博文

小麦穗粒数转录组分析(一)

已有 6553 次阅读 2018-2-17 22:12 |系统分类:科研笔记|关键词:学者| 小麦, 转录组, 关联分析, GWAS, RNA_seq

本期作者：Neal

小麦穗粒数转录组分析

过年回家，胖丫要经受两方面的考验。首先是“逼婚以及生孩子”，老大不小了怎么还不结婚，老大不小了怎么还不生孩子；再次是毕业问题，老大不小了怎么还不毕业。这两个问题，实在是让胖丫难以给他们确定的答复，每次都是搪塞过去。苦口婆心的举了很多例子，如果最后还是油盐不进，最后总会来上这么一句“上学上傻了”。听到这句话，胖丫也不去辩解，因为自己也曾一度怀疑是否真的上学上傻了。如果听到还在读博士，往往是一副羡慕的样子，总是说，下来能挣大钱了。胖丫总是说，赚不了大钱，读书都读傻了，不可能赚大钱了。

今天就说到这，以后有机会再聊，说会到我们今天的正题。中国科学院遗传与发育生物学研究所焦雨铃研究组和中国农业大学王向峰研究组合作，利用前人筛选出的我国小麦微核心种质，通过转录组关联分析和基因共表达网络分析的策略研究了幼穗发育的基因表达调控网络，并验证了其中的关键因子在穗粒数调控中的作用。研究结果得到了多个与穗粒数相关的核心共表达模块。研究人员对其中10个基因进行了过表达分析，发现过表达基因TaTFL1可以延长幼穗分化时间，增加小穗数，小花数和穗粒数；过表达基因TaPAP2, TaVRS1可以缩短幼穗分化时间，减少小穗数，小花数和穗粒数。以上研究结果为研究人员进一步解析小麦穗发育的遗传调控提供了理论基础，并为有效利用与穗粒数相关的分子模块进行了初步技术验证。

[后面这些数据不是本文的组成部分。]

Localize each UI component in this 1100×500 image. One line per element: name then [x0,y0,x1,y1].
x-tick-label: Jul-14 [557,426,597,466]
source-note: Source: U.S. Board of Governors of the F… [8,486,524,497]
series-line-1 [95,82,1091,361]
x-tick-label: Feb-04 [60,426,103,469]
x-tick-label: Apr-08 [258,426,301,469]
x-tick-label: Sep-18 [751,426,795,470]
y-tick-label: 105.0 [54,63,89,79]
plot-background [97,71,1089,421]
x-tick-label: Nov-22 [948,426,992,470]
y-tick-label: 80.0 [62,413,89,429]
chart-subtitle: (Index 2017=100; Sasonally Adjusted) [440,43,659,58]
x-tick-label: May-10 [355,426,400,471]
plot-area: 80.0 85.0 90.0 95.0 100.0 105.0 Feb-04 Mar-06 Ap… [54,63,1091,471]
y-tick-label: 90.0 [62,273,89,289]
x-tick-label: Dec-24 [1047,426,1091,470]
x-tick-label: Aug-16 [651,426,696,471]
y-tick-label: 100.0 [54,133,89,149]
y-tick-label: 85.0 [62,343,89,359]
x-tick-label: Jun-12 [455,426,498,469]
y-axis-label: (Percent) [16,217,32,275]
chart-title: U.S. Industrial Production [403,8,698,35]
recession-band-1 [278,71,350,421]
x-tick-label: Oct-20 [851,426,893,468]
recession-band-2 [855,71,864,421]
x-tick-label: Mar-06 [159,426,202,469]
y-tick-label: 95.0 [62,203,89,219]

该研究结果于2017年8月14日在线发表在Plant Physiology上（DOI: 10.1104/pp.17.00694，题目是“Transcriptome Association Identifies Regulators of Wheat Spike Architecture”。焦雨铃研究组的博士后王元格和已毕业博士生于浩澎为该文章的共同第一作者。焦雨铃研究员和王向峰教授为共同通讯作者，中科院遗传发育所童依平研究员和高彩霞研究员参与研究。

以上是文章的新闻稿，提供给大家做个了解。今天我们结合另外一篇发表在Front. Plant Sci.上的文章来进一步解读，该文的题目是“A Combined Association Mapping and Linkage Analysis of Kernel Number Per Spike in Common Wheat (Triticum aestivum L.)”。下图列出了文章的作者信息，相信一定有很多小伙伴熟悉。

请点击输入图片描述

Kernel number per spike (KNPS) in wheat is a key factor that limits yield improvement. In this study, we genotyped a set of 264 cultivars, and a RIL population derived from the cross Yangmai 13/C615 using the 90K wheat iSelect SNP array. We detected 62 significantly associated signals for KNPS at 47 single nucleotide polymorphism (SNP) loci through genome-wide association analysis of data obtained from multiple environments. These loci were on 19 chromosomes, and the phenotypic variation attributable to each one ranged from 1.53 to 39.52%. Twelve (25.53%) of the loci were also significantly associated with KNPS in the RIL population grown in multiple environments. For example, BS00022896_51-2ATT , BobWhite_c10539_201-2DAA, Excalibur_c73633_120-3BGG , and Kukri_c35508_426-7 DTT were significantly associated with KNPS in all environments. Our findings demonstrate the effective integration of association mapping and linkage analysis for KNPS, and underpin KNPS as a target trait for marker-assisted selection and genetic fine mapping.

这两篇文章所用材料都有小麦微核心种质，如果结合两个结果是不是有意思的结果出来呢？实际上第一篇文章也是可以做关联分析的。下面我们就一步一步来，实际上这也是我的实验记录。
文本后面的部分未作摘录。